Seminar

Tuesday 10 March 2020
6:00pm – 7:00pm

British Management of Territorial Disputes and Lessons for the Japanese Government

Drinks reception: 7:00pm – 8:00pm

13/14 Cornwall Terrace, Outer Circle (entrance facing Regent's Park), London NW1 4QP

Organised by the Daiwa Anglo-Japanese Foundation

The three territorial disputes Japan has with its neighbours remain important factors of discord in Northeast Asia. They originated in Japan’s imperial expansion in the past and remain unresolved because of its sensitive public opinion in the present. The United Kingdom has richer experience of territorial disputes. It has settled many territorial disputes in the past and maintains five territorial disputes to date, from which the Japanese government should take some lessons. The Japanese government should learn from the effective use of international judicial procedures by the British government in the past, the most successful case being the Minquiers-Ecrehos case with the French government in 1953. The Japanese government should also learn from the British government’s failures: most recently, the defeat in the Chagos Islands case. The ICJ declared on 25 February 2019 that the British government should terminate its colonial occupation of the Chagos Islands as soon as possible, which had seemed to be completely under British sovereignty until then. Professor Tetsuya Toyoda discussed the standard of the Chagos Islands judgment, and how it may seriously affect Japan’s legal claims to Senkaku/Diaoyu and Dokdo/Takeshima.

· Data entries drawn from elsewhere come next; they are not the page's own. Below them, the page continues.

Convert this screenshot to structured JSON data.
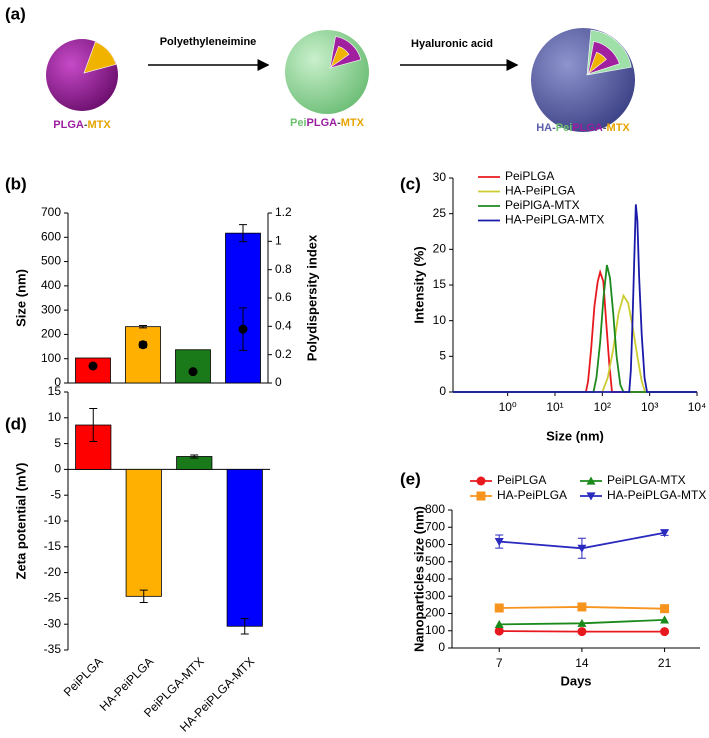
{
  "scheme": {
    "panel": "(a)",
    "steps": [
      {
        "label": [
          {
            "text": "PLGA",
            "color": "#9b1fa0"
          },
          {
            "text": "-",
            "color": "#555555"
          },
          {
            "text": "MTX",
            "color": "#e6a400"
          }
        ]
      },
      {
        "label": [
          {
            "text": "Pei",
            "color": "#6cc070"
          },
          {
            "text": "PLGA",
            "color": "#9b1fa0"
          },
          {
            "text": "-",
            "color": "#555555"
          },
          {
            "text": "MTX",
            "color": "#e6a400"
          }
        ]
      },
      {
        "label": [
          {
            "text": "HA-",
            "color": "#5a5fa8"
          },
          {
            "text": "Pei",
            "color": "#6cc070"
          },
          {
            "text": "PLGA",
            "color": "#9b1fa0"
          },
          {
            "text": "-",
            "color": "#555555"
          },
          {
            "text": "MTX",
            "color": "#e6a400"
          }
        ]
      }
    ],
    "arrows": [
      {
        "text": "Polyethyleneimine",
        "color": "#6cc070"
      },
      {
        "text": "Hyaluronic acid",
        "color": "#5a5fa8"
      }
    ]
  },
  "chart_data": [
    {
      "type": "bar",
      "panel": "(b)",
      "ylabel": "Size (nm)",
      "y2label": "Polydispersity index",
      "categories": [
        null,
        null,
        null,
        null
      ],
      "series": [
        {
          "colors": [
            "#ff0000",
            "#ffb000",
            "#1a7a1a",
            "#0000ff"
          ],
          "values": [
            103,
            232,
            137,
            617
          ],
          "errors": [
            null,
            5,
            null,
            35
          ]
        },
        {
          "axis": "y2",
          "marker": "circle",
          "color": "#000000",
          "values": [
            0.12,
            0.27,
            0.08,
            0.38
          ],
          "errors": [
            null,
            0.02,
            null,
            0.15
          ]
        }
      ],
      "ylim": [
        0,
        700
      ],
      "yticks": [
        0,
        100,
        200,
        300,
        400,
        500,
        600,
        700
      ],
      "y2lim": [
        0,
        1.2
      ],
      "y2ticks": [
        0,
        0.2,
        0.4,
        0.6,
        0.8,
        1,
        1.2
      ]
    },
    {
      "type": "line",
      "panel": "(c)",
      "xlabel": "Size (nm)",
      "ylabel": "Intensity (%)",
      "xscale": "log",
      "legend": "upper left",
      "series": [
        {
          "name": "PeiPLGA",
          "color": "#e8191e",
          "x": [
            0.07,
            45,
            50,
            58,
            68,
            80,
            90,
            105,
            120,
            140,
            160,
            10000
          ],
          "values": [
            0,
            0,
            1.5,
            6,
            12,
            15.5,
            16.8,
            15.5,
            10,
            4,
            0,
            0
          ]
        },
        {
          "name": "HA-PeiPLGA",
          "color": "#cccc33",
          "x": [
            0.07,
            100,
            130,
            170,
            220,
            280,
            350,
            440,
            550,
            680,
            800,
            10000
          ],
          "values": [
            0,
            0,
            2,
            6,
            11,
            13.5,
            12.5,
            9,
            5,
            1.5,
            0,
            0
          ]
        },
        {
          "name": "PeiPlGA-MTX",
          "color": "#1e8a1e",
          "x": [
            0.07,
            65,
            75,
            90,
            105,
            125,
            145,
            170,
            200,
            240,
            280,
            10000
          ],
          "values": [
            0,
            0,
            2,
            7,
            13,
            17.8,
            16,
            11,
            5,
            1,
            0,
            0
          ]
        },
        {
          "name": "HA-PeiPLGA-MTX",
          "color": "#1a1aaa",
          "x": [
            0.07,
            370,
            400,
            430,
            470,
            510,
            550,
            600,
            680,
            780,
            880,
            10000
          ],
          "values": [
            0,
            0,
            3,
            9,
            18,
            26.3,
            24,
            16,
            8,
            2,
            0,
            0
          ]
        }
      ],
      "xlim": [
        0.07,
        10000
      ],
      "xticks": [
        {
          "value": 1,
          "label": "10⁰"
        },
        {
          "value": 10,
          "label": "10¹"
        },
        {
          "value": 100,
          "label": "10²"
        },
        {
          "value": 1000,
          "label": "10³"
        },
        {
          "value": 10000,
          "label": "10⁴"
        }
      ],
      "ylim": [
        0,
        30
      ],
      "yticks": [
        0,
        5,
        10,
        15,
        20,
        25,
        30
      ]
    },
    {
      "type": "bar",
      "panel": "(d)",
      "ylabel": "Zeta potential (mV)",
      "categories": [
        "PeiPLGA",
        "HA-PeiPLGA",
        "PeiPLGA-MTX",
        "HA-PeiPLGA-MTX"
      ],
      "series": [
        {
          "colors": [
            "#ff0000",
            "#ffb000",
            "#1a7a1a",
            "#0000ff"
          ],
          "values": [
            8.6,
            -24.6,
            2.5,
            -30.4
          ],
          "errors": [
            3.2,
            1.2,
            0.3,
            1.5
          ]
        }
      ],
      "ylim": [
        -35,
        15
      ],
      "yticks": [
        -35,
        -30,
        -25,
        -20,
        -15,
        -10,
        -5,
        0,
        5,
        10,
        15
      ]
    },
    {
      "type": "line",
      "panel": "(e)",
      "xlabel": "Days",
      "ylabel": "Nanoparticles size (nm)",
      "legend": "top",
      "x": [
        7,
        14,
        21
      ],
      "series": [
        {
          "name": "PeiPLGA",
          "color": "#e8191e",
          "marker": "circle",
          "values": [
            98,
            95,
            95
          ]
        },
        {
          "name": "HA-PeiPLGA",
          "color": "#f7941d",
          "marker": "square",
          "values": [
            232,
            238,
            228
          ]
        },
        {
          "name": "PeiPLGA-MTX",
          "color": "#1a8a1a",
          "marker": "triangle",
          "values": [
            137,
            143,
            163
          ]
        },
        {
          "name": "HA-PeiPLGA-MTX",
          "color": "#2a2abf",
          "marker": "triangle-down",
          "values": [
            617,
            578,
            668
          ],
          "errors": [
            38,
            58,
            15
          ]
        }
      ],
      "xlim": [
        3,
        24
      ],
      "xticks": [
        7,
        14,
        21
      ],
      "ylim": [
        0,
        800
      ],
      "yticks": [
        0,
        100,
        200,
        300,
        400,
        500,
        600,
        700,
        800
      ]
    }
  ]
}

Presentation by Professor Toyoda

A video of the seminar can be found here:

About the contributors

Professor Tetsuya Toyoda

Professor Tetsuya Toyoda is Professor of International Law and the Director of the Institute for Asian Studies and Regional Collaboration at Akita International University (AIU) in Japan. He has been teaching international law and international organizations at AIU since 2007, with interruptions for his fellowship at the Woodrow Wilson International Center for Scholars at Washington, D.C. in the U.S.A. from August 2013 to April 2014 and the Margaret Thatcher Japan Foundation fellowship at the University of Buckingham in the U.K. from January to August 2019. Before joining AIU, he was a project researcher at the University of Tokyo (2006-2007) and an official of the Ministry of Foreign Affairs (1994-2000). He graduated from the University of Tokyo and obtained his Diplôme d’études approfondies from the University of Paris II-Panthéon-Assas in France. He was a visiting lecturer at the Far Eastern Federal University in Russia in 2011-2015 and at the University of New South Wales in Australia in 2015-2018, and also has given lectures and talks at Wuhan University (2009), Moscow State University (2011), Seoul National University (2012), UC Berkeley (2013), Georgetown University (2013), Vietnamese National University of Humanities at Hanoi (2013), National University of Laos (2013), Hong Kong Baptist University (2014), Stanford University (2014) and the University of Indonesia (2015). Author of a book the early history of international law theories, Theory and Politics of the Law of Nations (The Hague: Martinus Nijhoff, 2011), he is now preparing a book on territorial disputes in the comparative perspective.